On February 26, I harvested the first nettles of 2020. As one of the first wild edible greens to appear, and full of vitamins and minerals, nettles have long been used as a spring tonic. My patch is just beginning to sprout, so this first basket is a token, a promise of good things to come. I feel energized just thinking about the three seasons of foraged food ahead.
Working with nettles is easy if you take a little care. (Personally I have come to welcome the sting, more about that later, but your mileage may vary.) I use a gathering basket and harvest with scissors. With a glove on the left hand, hold the tip and snip off the top four inches, about two or three leaf nodes down. Drop it into the basket and repeat. As with all wild foraging, harvest less than a third of the patch to ensure it is not depleted by over-harvesting. However, since nettles spread by rhizomes as well as seeds, and are considered to be an invasive weed, you really don’t have to worry too much about this one’s survival.
Back home, I rinse the harvest in a sinkful of water and lift them out with a pasta server. I cook the nettles in a couple of inches of filtered water, more than I would normally use for tender greens because I strain and save the “tea” or “broth.” I don’t love drinking it straight up as many people recommend, but I never waste it. I freeze it in ice cube trays and use it as a nutritious addition to soups and smoothies year round. We have bone broth soup every day for lunch (yes, seriously) and when it’s too hot, a nettle broth ice cube brings it to just the right temperature. A nettle broth cube blended into a smoothie adds health benefits without changing the flavour noticeably.

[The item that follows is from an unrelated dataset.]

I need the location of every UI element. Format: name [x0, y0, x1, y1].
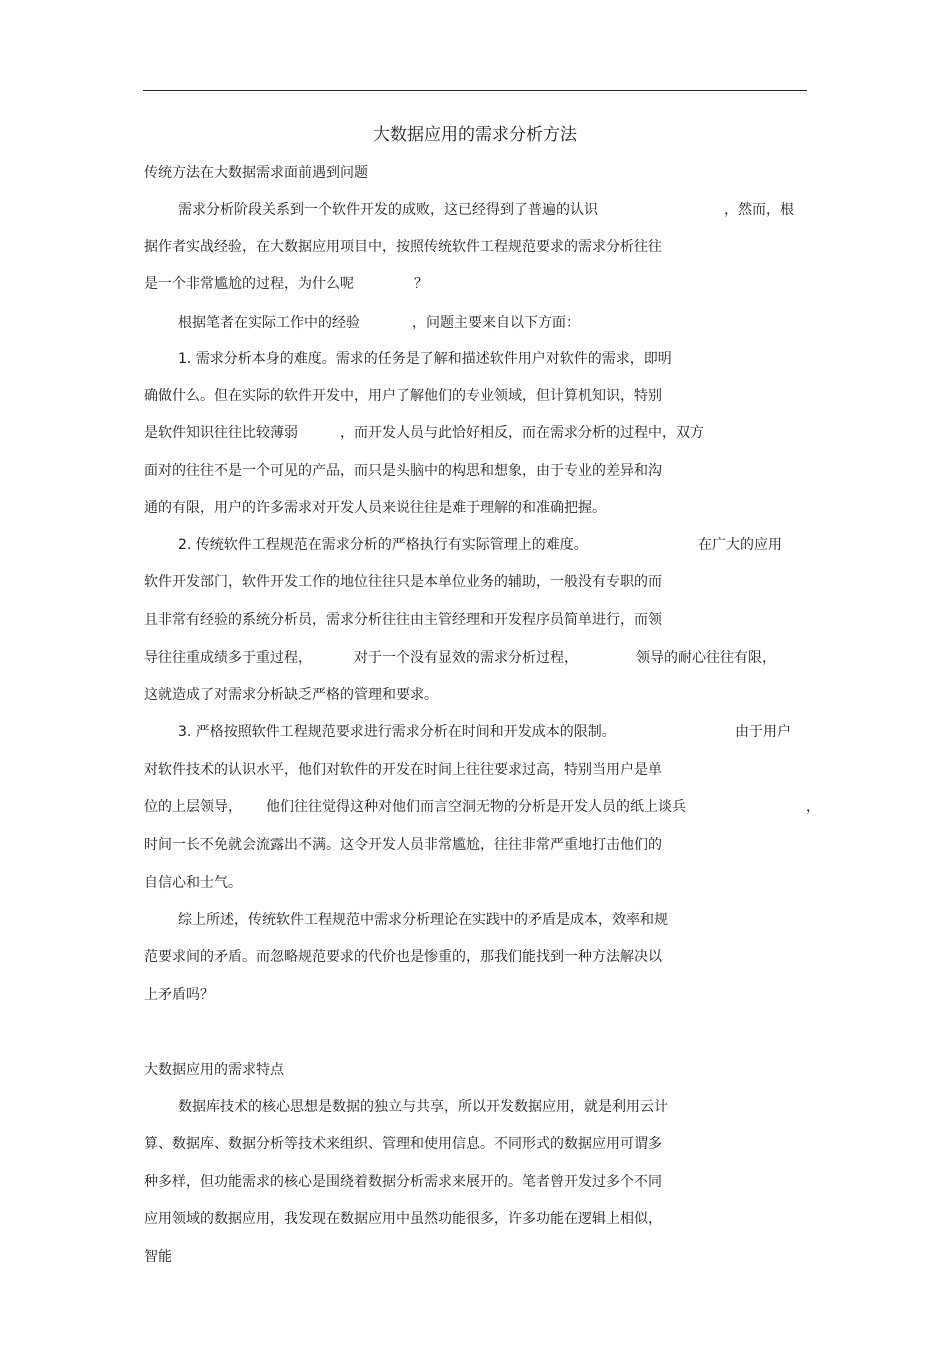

As I mentioned in last year’s nettle post, nettles and cauliflower are a delicious combination, so much so that my son-in-law asked me to bring this dish to the feast he hosted to celebrate Thanksgiving and Lydia’s 30th birthday. That could have been tricky in October since nettles are spring food, but fortunately I had plenty put by in the freezer.

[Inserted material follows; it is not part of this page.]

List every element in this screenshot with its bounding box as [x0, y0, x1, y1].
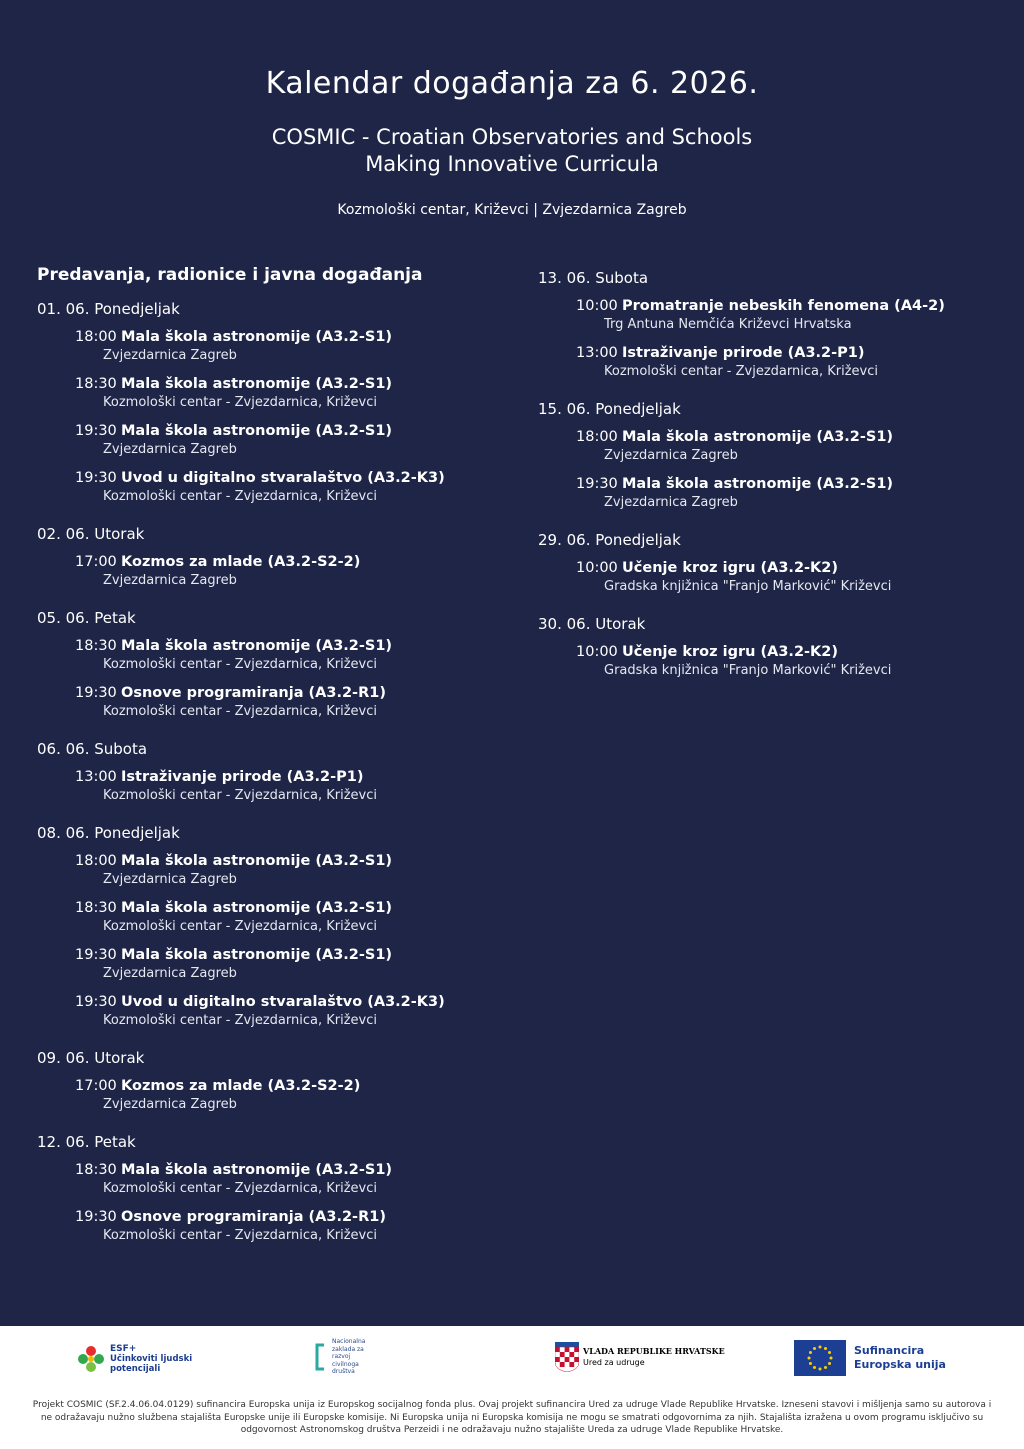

During February, I was making a point of using up the last of the frozen nettles in anticipation of the new harvest. My current way to serve them is as a cream sauce for gluten free pasta or zoodles. It’s so easy. Puree the cooked nettles with a quarter cup of cream, or in our case, coconut milk. Add fresh ground pepper and seasoning salt to taste. I generally add a thawed (ice) cube or two of pesto that I made the previous summer. If you don’t have a basil-based pesto on hand, a teaspoon of dried basil will give a similar flavour. Heat this sauce to table temperature, stir it into the pasta and serve. Wonderful comfort food, for sure.
What about the Sting?
Nettles will not sting once they have been dried, or cooked for a couple of minutes. Children seem to be more distressed by contact with nettles than adults. Personally, I find my reaction is more of a tingle than a sting, almost exactly like the sensation you get from a tens machine. This spring when I found my small treasure trove of first nettles, I tapped a fresh sprig on the osteoarthritis zone in both of my thumb bases. The tingling lasts for a couple of days. I can’t say if there is any long term benefit, but I don’t mind the feeling at all, and nettles have a long history of use for reduction of certain kinds of pain.
Nettles are traditionally known as a spring cleanse, a tonic, and blood purifier for good reason. I heard one health professional say nettles are so beneficial that people should eat them every day. They are extremely high in protein, and rich in vitamins and minerals, especially iron. In the practice of a herbalist, they might be used as a seasonal allergy remedy, a pain reliever, an anti-inflammatory, or a treatment for relief from the symptoms of benign prostatic hyperplasia. The broth is often recommended for bouts of head and chest colds and bronchitis, and as a gargle for sore throat and gums. That makes sense since it is much higher in Vitamin C than orange juice.
With a little vinegar added, nettle broth makes a good hair rinse that stimulates growth and makes hair thicker and shinier. I haven’t tried this personally. I know that nettle is also used as a wool and fabric dye, so I wonder if this treatment would turn my gray hairs green. If I ever experiment in that direction, I’ll let you know.
After the plants are too mature to eat as greens, nettles can still be used for fiber to make into paper, cordage and linen-like fabric. Nettle paper sounds like an charming project.